А как у нас теперь в потребсоюзе благоустройство налажено?.. Организация наша – богатая, денежная, ей от властей города благоустройство поручается, все больше дорожное. Так испокон веку – так было при Василии Арсеньиче, так происходит и сейчас, при Иване Иваныче. Как лето, так мы должны, окромя ягод и грибов, еще и дорогами заниматься. Василий Арсеньич, бывало, с ухабами боролся, чтоб их не было. Навозит песочку на порученную ему дорожную территорию, а то и опилок, иль еще в иных ответственных местах, где больше начальство проезжает, настелит торцовника – и дешево и сердито получается, ездить можно за милую душу – ни ухабин тебе, ни рытвин.
А в нынешние, новые времена не так получается. Иван Иваныч про опилки и торцовник запретил думать, наша дорожная территория какой год разбитая прозябает, в мокропогодье за десять километров в объезд пускаемся. Зато на главном подъезде к потребсоюзу – шикарный асфальт с бетоном. Кто ни приедет с проверкой, всяк Ивану Иванычу ставит такое благоустройство в заслугу, хвалит его. А он и рад стараться – для показухи. Нынче на дороги, я слышал, нешуточные деньги были отпущены, Иван Иваныч, заместо песка и опилок, привез из Киргизских гор гранитные каменья, из них натесал бордюры и украсил главный подъезд к нашему потребсоюзу. Иван Иванычем все восхищаются: ишь, какой знатный и показательный хозяин! А я, старый человек, думаю по-другому: лучше бы песка да гравия навозить, ямы и ухабы засыпать, чем гранитные камни напоказ и удивление выставлять в виде бордюров.
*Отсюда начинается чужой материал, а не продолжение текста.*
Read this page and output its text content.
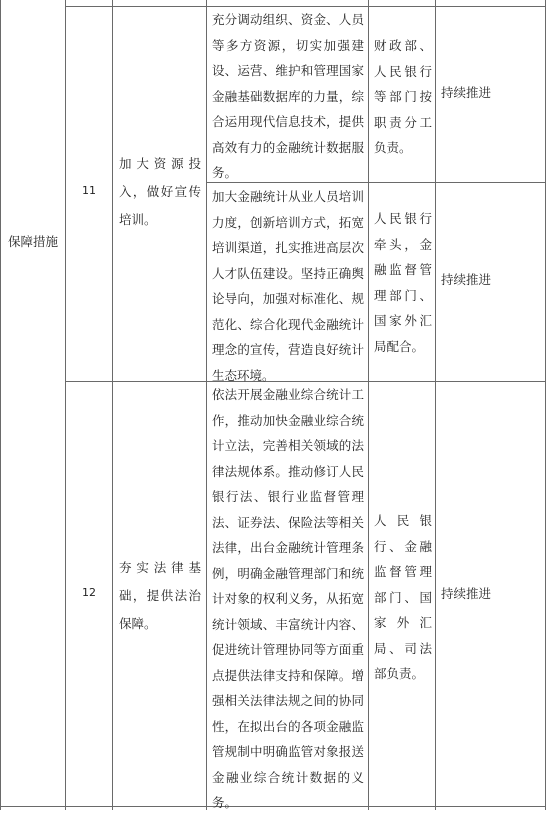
保障措施
11
加大资源投入，做好宣传培训。
充分调动组织、资金、人员等多方资源，切实加强建设、运营、维护和管理国家金融基础数据库的力量，综合运用现代信息技术，提供高效有力的金融统计数据服务。
财政部、人民银行等部门按职责分工负责。
持续推进
加大金融统计从业人员培训力度，创新培训方式，拓宽培训渠道，扎实推进高层次人才队伍建设。坚持正确舆论导向，加强对标准化、规范化、综合化现代金融统计理念的宣传，营造良好统计生态环境。
人民银行牵头，金融监督管理部门、国家外汇局配合。
持续推进
12
夯实法律基础，提供法治保障。
依法开展金融业综合统计工作，推动加快金融业综合统计立法，完善相关领域的法律法规体系。推动修订人民银行法、银行业监督管理法、证券法、保险法等相关法律，出台金融统计管理条例，明确金融管理部门和统计对象的权利义务，从拓宽统计领域、丰富统计内容、促进统计管理协同等方面重点提供法律支持和保障。增强相关法律法规之间的协同性，在拟出台的各项金融监管规制中明确监管对象报送金融业综合统计数据的义务。
人民银行、金融监督管理部门、国家外汇局、司法部负责。
持续推进
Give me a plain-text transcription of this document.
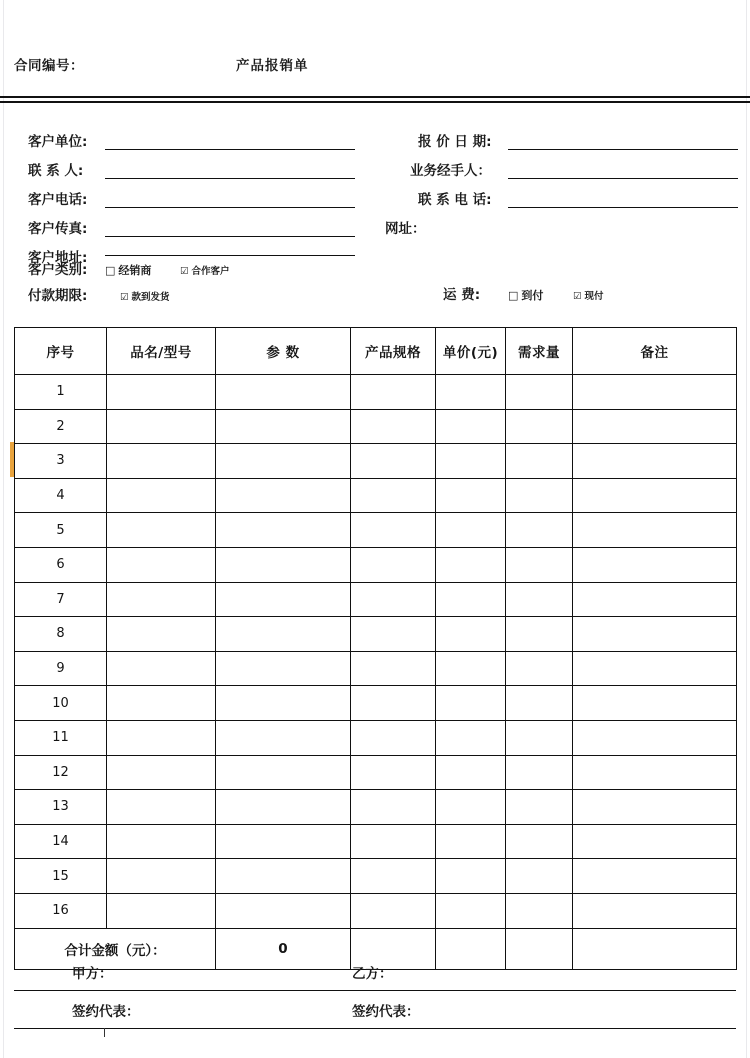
合同编号：	产品报销单
客户单位:
联 系 人:
客户电话:
客户传真:
客户地址:
报 价 日 期:
业务经手人：
联 系 电 话:
网址：
客户类别: □ 经销商	☑ 合作客户
付款期限:	☑ 款到发货	运 费:	□ 到付	☑ 现付
序号	品名/型号	参 数	产品规格	单价(元)	需求量	备注
1						
2						
3						
4						
5						
6						
7						
8						
9						
10						
11						
12						
13						
14						
15						
16						
合计金额（元）：		0				
甲方：	乙方：
签约代表：	签约代表：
В общем такое дело получается: старое, оно, конечно, ругать надо, поскольку оно свое отживает и считается, по закону жизни, списанным. Только во всем полагается меру соблюдать и осторожность: не все, что отошло в прошлое, порицания заслуживает. Так я думаю, шофер первого класса легкового транспорта Егор Безматерных, пенсионер, пожелавший, пока имеются силы и здоровье, остаться на своем, так сказать, водительском посту.